A former senior executive at Westpac, Yetton became CEO of Australia's first P2P lender SocietyOne in March of this year. Delivering the opening keynote at the summit, the new CEO discussed the myriad changes that are enveloping the fintech sector and Australia as a whole.

"We can all accept we’re in a period of profound change, economic change, demographic change, technological change, regulatory change, customer behaviour change and seismic change," he said.

"The mining investment boom is well and truly behind us...every business in every industry is transforming."

While he detailed the ageing population as well as the need for fintech companies making ties with Asia, he spoke more broadly about Australia changing its outlook.

"We need to shift our mindset as a country, from the lucky country mindset to the innovative and smart country mindset, where services and knowledge-based industries are the key drivers of our future economic success and prosperity."

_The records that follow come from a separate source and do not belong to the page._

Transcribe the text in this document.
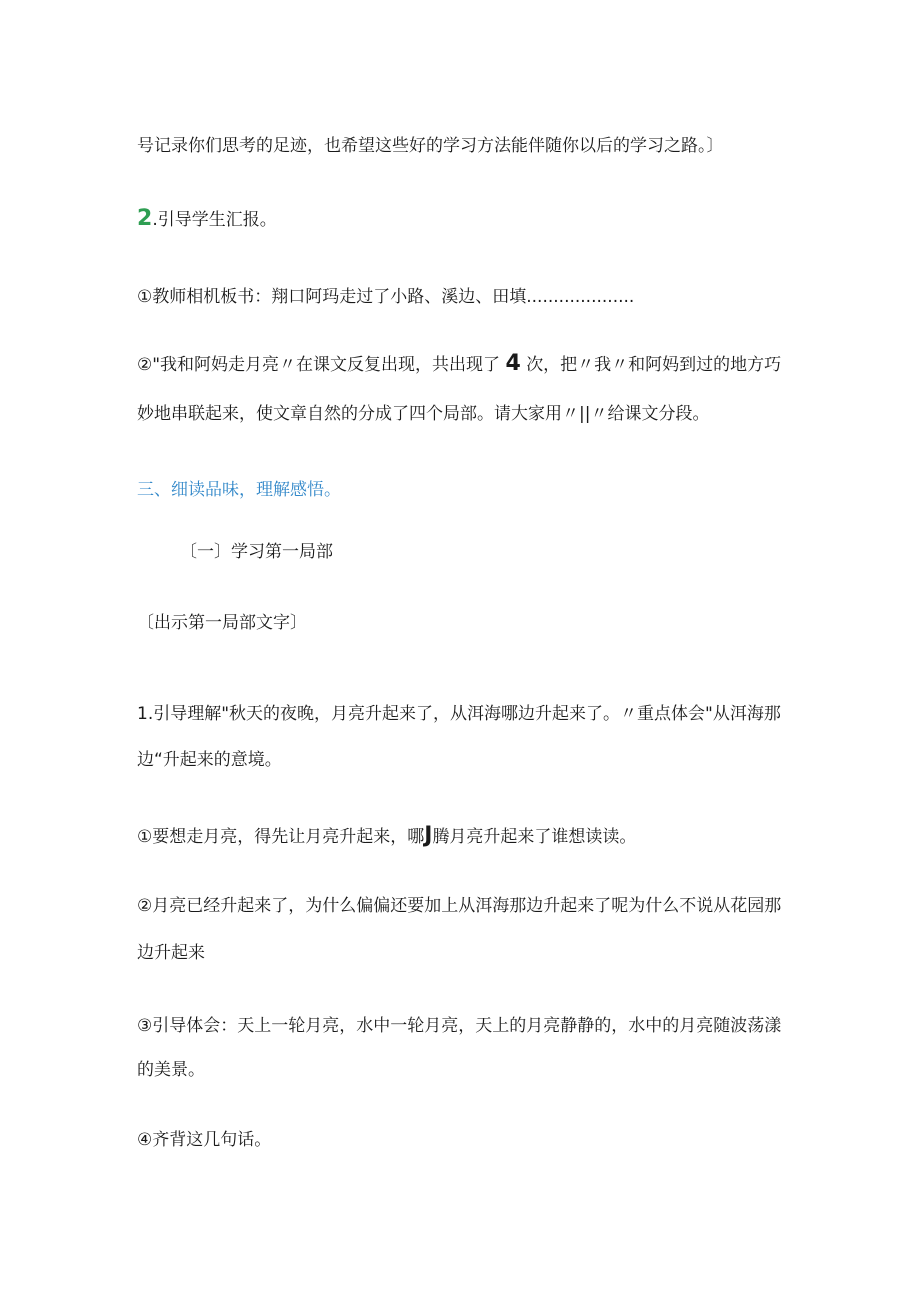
号记录你们思考的足迹，也希望这些好的学习方法能伴随你以后的学习之路。〕
2.引导学生汇报。
①教师相机板书：翔口阿玛走过了小路、溪边、田填....................
②"我和阿妈走月亮〃在课文反复出现，共出现了 4 次，把〃我〃和阿妈到过的地方巧
妙地串联起来，使文章自然的分成了四个局部。请大家用〃||〃给课文分段。
三、细读品味，理解感悟。
〔一〕学习第一局部
〔出示第一局部文字〕
1.引导理解"秋天的夜晚，月亮升起来了，从洱海哪边升起来了。〃重点体会"从洱海那
边“升起来的意境。
①要想走月亮，得先让月亮升起来，哪J腾月亮升起来了谁想读读。
②月亮已经升起来了，为什么偏偏还要加上从洱海那边升起来了呢为什么不说从花园那
边升起来
③引导体会：天上一轮月亮，水中一轮月亮，天上的月亮静静的，水中的月亮随波荡漾
的美景。
④齐背这几句话。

He says Australia is well-placed to deliver on this and to progress ourselves in the second great machine age of the modern era, the first being the invention of the steam engine.

"This one is driven by the microprocessor, that small, inconspicuous-looking device that’s generally in everyone’s pockets, jackets and handbags and that is something we simplistically refer to as a phone, but in reality it’s much more than that."

Yetton believes that the changes occurring in Australia and globally represent an important shift which places the power with the end customer.

"Innovation and growth are imperative, not just nice-to-haves," he said.